Мы с Виктором Шендеровичем сидим в ресторане одного из киевских отелей. Мэтр умиротворенно улыбается. Это последний день его недельного пребывания в Киеве – и при этом единственный выходной. Остальные дни прошли в репетициях будущего спектакля, о чем Виктор Анатольевич уведомил читателей своей странички в Фейсбуке. И украшают театральную афишу – две звезды: Ада Роговцева и Виктор Шендерович.
— И как вам репетируется с Адой Николаевной? – спрашиваю.
— Она, конечно, совершенно удивительная. Я был польщен, что она знает обо мне, читает мои тексты, говорит всякие хорошие слова. Но когда она сказала, что давно меня любит, я ответил: «Давайте меряться сроками!» Потому что срок моей любви начинается с фильма «Салют, Мария»…
Ада Николаевна в потрясающей форме — и человеческой, профессиональной. И ясно, что это — тяжелая весовая категория; и что в нашей компании сначала есть Роговцева, а потом, с большим отрывом, все остальные. Она очень точная и ясная, на сцене — как рыба в воде!
— И вам предстоит вместе выйти на сцену в Лондоне?
— Да, хотя я надеюсь, что эта постановка, если все получится, дойдет и до других краев. И до Киева — тоже.
— У вас же был значительный перерыв в эпизодической актерской деятельности. И как — в канун киевских репетиций ноздревское «Давненько не брал я в руки шашек!» в голову не лезло?
— Да вообще не было никакой актерской деятельности! Я бегал в массовке дипломных спектаклей, куда меня пускал Табаков.
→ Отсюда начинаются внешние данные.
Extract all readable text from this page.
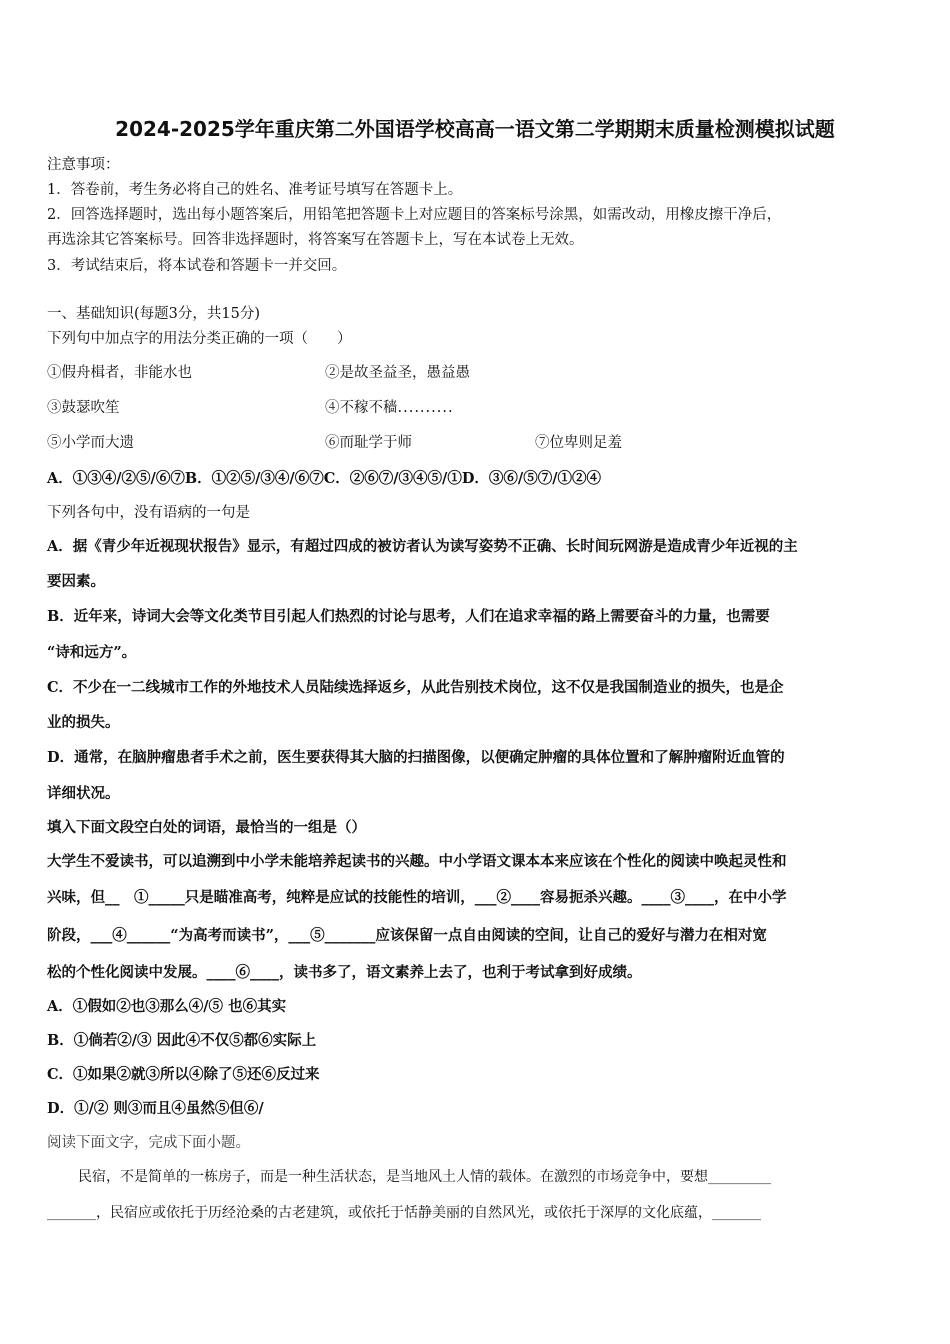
2024-2025学年重庆第二外国语学校高高一语文第二学期期末质量检测模拟试题
注意事项：
1．答卷前，考生务必将自己的姓名、准考证号填写在答题卡上。
2．回答选择题时，选出每小题答案后，用铅笔把答题卡上对应题目的答案标号涂黑，如需改动，用橡皮擦干净后，
再选涂其它答案标号。回答非选择题时，将答案写在答题卡上，写在本试卷上无效。
3．考试结束后，将本试卷和答题卡一并交回。
一、基础知识(每题3分，共15分)
下列句中加点字的用法分类正确的一项（　　）
①假舟楫者，非能水也	②是故圣益圣，愚益愚
③鼓瑟吹笙	④不稼不穑..........
⑤小学而大遗	⑥而耻学于师	⑦位卑则足羞
A．①③④/②⑤/⑥⑦B．①②⑤/③④/⑥⑦C．②⑥⑦/③④⑤/①D．③⑥/⑤⑦/①②④
下列各句中，没有语病的一句是
A．据《青少年近视现状报告》显示，有超过四成的被访者认为读写姿势不正确、长时间玩网游是造成青少年近视的主
要因素。
B．近年来，诗词大会等文化类节目引起人们热烈的讨论与思考，人们在追求幸福的路上需要奋斗的力量，也需要
“诗和远方”。
C．不少在一二线城市工作的外地技术人员陆续选择返乡，从此告别技术岗位，这不仅是我国制造业的损失，也是企
业的损失。
D．通常，在脑肿瘤患者手术之前，医生要获得其大脑的扫描图像，以便确定肿瘤的具体位置和了解肿瘤附近血管的
详细状况。
填入下面文段空白处的词语，最恰当的一组是（）
大学生不爱读书，可以追溯到中小学未能培养起读书的兴趣。中小学语文课本本来应该在个性化的阅读中唤起灵性和
兴味，但__　①_____只是瞄准高考，纯粹是应试的技能性的培训，___②____容易扼杀兴趣。____③____，在中小学
阶段，___④______“为高考而读书”，___⑤_______应该保留一点自由阅读的空间，让自己的爱好与潜力在相对宽
松的个性化阅读中发展。____⑥____，读书多了，语文素养上去了，也利于考试拿到好成绩。
A．①假如②也③那么④/⑤ 也⑥其实
B．①倘若②/③ 因此④不仅⑤都⑥实际上
C．①如果②就③所以④除了⑤还⑥反过来
D．①/② 则③而且④虽然⑤但⑥/
阅读下面文字，完成下面小题。
民宿，不是简单的一栋房子，而是一种生活状态，是当地风土人情的载体。在激烈的市场竞争中，要想_________
_______，民宿应或依托于历经沧桑的古老建筑，或依托于恬静美丽的自然风光，或依托于深厚的文化底蕴，_______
— О каких спектаклях идет речь?
— Это были дипломные спектакли табаковской студии; я занимался в режиссерской группе, а в двух спектаклях — «Маугли» и «Две стрелы» (по Володину) — выходил в массовке. Вот, собственно, и весь актерский опыт! Две реплики «из народа»… Другое дело, что потом я был педагогом, преподавал сценическое движение, учился режиссуре и что-то понимаю про это, наверное… А потом пришел в театр со стороны драматургии… Моя пьеса идет в «Табакерке». Шла, по крайней мере — не знаю, уцелеет ли она теперь.
— Не потому ли что раньше Табаков вашу пьесу «прикрывал» от недоброжелателей?
— Да, и вот тут я хочу сказать про то, сколько всего услышал о себе в связи с тем, что не радовался смерти Олега Павловича…
«МОЖЕТ ЛИ РОДНОЙ ОТЕЦ ОГОРЧАТЬ? ДА. МОЖЕТ ЛИ ЗА НЕГО БЫТЬ СТЫДНО? ДА. ПЕРЕСТАЕТ ЛИ ОН ОТ ЭТОГО БЫТЬ ОТЦОМ РОДНЫМ? НЕТ. ВОТ И ВСЕ»
— Вообще-то я приберегал эту тему «на потом», но давайте обсудим ее сейчас.
— Я уже рассказывал про то, как на деле выглядела его поддержка аннексии Крыма. Поначалу я делал это, не называя его имени. Но после его смерти — цитирую уже прямые свидетельства. Про то, как человек говорит: «Я ничего подписывать не буду!» — но потом ему объясняют, как будут уничтожать его дело, его театр; все, чему он посвятил жизнь. И он говорит, дословно: «Делайте, что хотите». И они сделали, что хотели. Он был заложник, разумеется, и не он один…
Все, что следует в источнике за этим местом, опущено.